The company pays the premiums and is the beneficiary of the policy, so it receives the insurance payoff.
While the benefits can be significant, Mr. Aziz says many company founders and owners don’t get around to getting key-person insurance. “The problem with entrepreneurs is they’re go go go,” he says, and many think “I’ll do it later, it’s really not a priority right now.’”
Al Roissl, a certified financial planner and managing director of Desjardins Financial Security Independent Network in Mississauga, Ont., says that key-person life insurance is something to think of at an earlier stage. That’s especially true because senior executives can be hard to insure due to health issues, although life insurance policies arranged through companies such as CPP that don’t require a medical examination are also a possibility.
There are some options that give key people in the company an incentive to stay healthy and remain on the job, which is especially useful given the cost and time involved in replacing them, Mr. Roissl says. For example, an executive health savings plan, also known as shared ownership critical illness insurance, compensates the company if the employee becomes ill or dies but pays out the accumulated premiums to that same employee if he or she remains healthy and stays on the job until a set age, which is an important retention tool. “It’s a double win,” he says.
Some companies come up with unique forms of contingency plans and funds so the firm can keep operating in the event of illness or death, Mr. Roissl says.
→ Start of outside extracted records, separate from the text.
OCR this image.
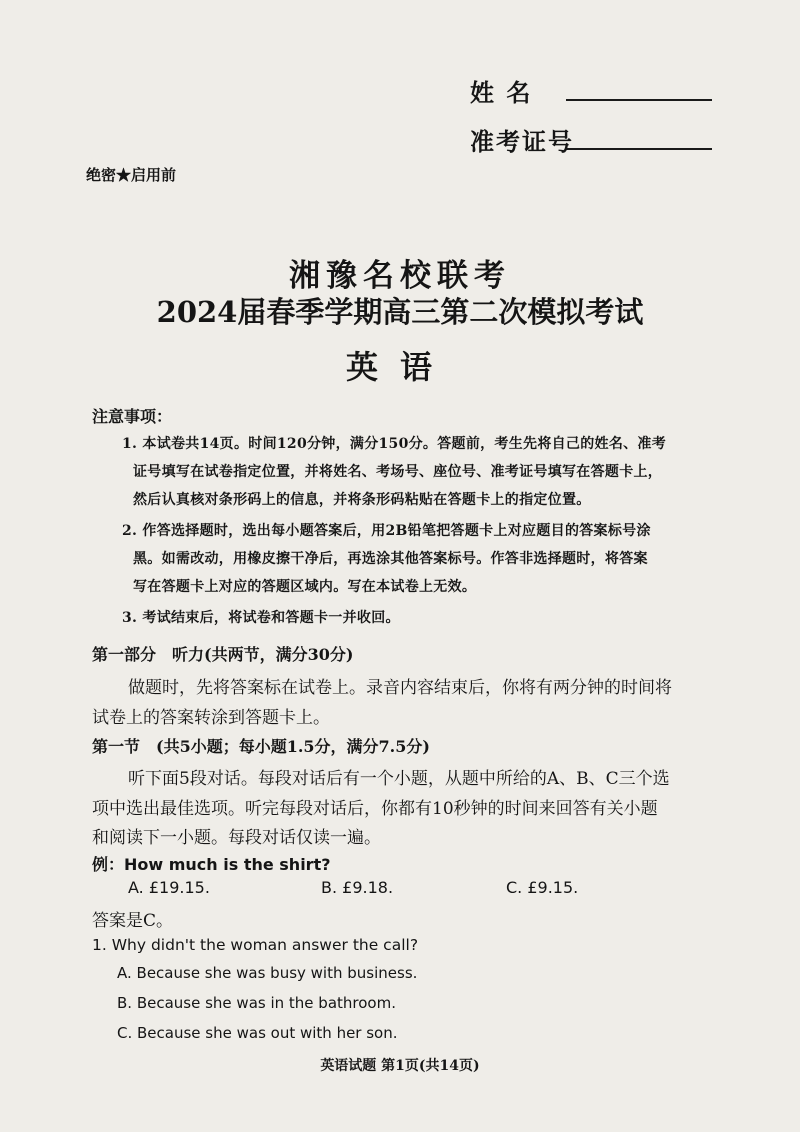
姓 名
准考证号
绝密★启用前
湘豫名校联考
2024届春季学期高三第二次模拟考试
英语
注意事项：
1. 本试卷共14页。时间120分钟，满分150分。答题前，考生先将自己的姓名、准考
证号填写在试卷指定位置，并将姓名、考场号、座位号、准考证号填写在答题卡上，
然后认真核对条形码上的信息，并将条形码粘贴在答题卡上的指定位置。
2. 作答选择题时，选出每小题答案后，用2B铅笔把答题卡上对应题目的答案标号涂
黑。如需改动，用橡皮擦干净后，再选涂其他答案标号。作答非选择题时，将答案
写在答题卡上对应的答题区域内。写在本试卷上无效。
3. 考试结束后，将试卷和答题卡一并收回。
第一部分　听力(共两节，满分30分)
做题时，先将答案标在试卷上。录音内容结束后，你将有两分钟的时间将
试卷上的答案转涂到答题卡上。
第一节　(共5小题；每小题1.5分，满分7.5分)
听下面5段对话。每段对话后有一个小题，从题中所给的A、B、C三个选
项中选出最佳选项。听完每段对话后，你都有10秒钟的时间来回答有关小题
和阅读下一小题。每段对话仅读一遍。
例：How much is the shirt?
A. £19.15.	B. £9.18.	C. £9.15.
答案是C。
1. Why didn't the woman answer the call?
A. Because she was busy with business.
B. Because she was in the bathroom.
C. Because she was out with her son.
英语试题 第1页(共14页)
However, he often sees companies that spend time and money working on agreements but then do not actually finance them or get around to arranging for the insurance required.
“They think that nothing is going to happen to them, but unfortunately stuff happens,” Mr. Roissl says, warning that those who are left behind can end up “forced into a corner,” with the company going into bankruptcy or sold at fire-sale prices.
“You can think a lot more clearly when you don’t have a huge financial burden to deal with,” he says, noting that many business owners are “one-person shows” but they feel especially loyal to their staff and don’t want the company to stop running if they’re suddenly incapacitated or pass away. “You’re trying to mitigate risk.”
Mr. Tanner says that many entrepreneurs focus on the success of their business rather than the potential pitfalls, especially as their enterprises grow in scale. Meanwhile, their own value is rising, which is precisely the time to take precautions. He knows of a company where one of three partners died and the business suffered a 40-per-cent revenue drop in the two years following his passing.
“There were some dark days when they were saying, ‘Is the business going to recover?’ It took them six years to come back,” Mr. Tanner recalls, while key-person life insurance would have made a big difference. “That injection of liquidity would have given them flexibility and less stress in that situation.”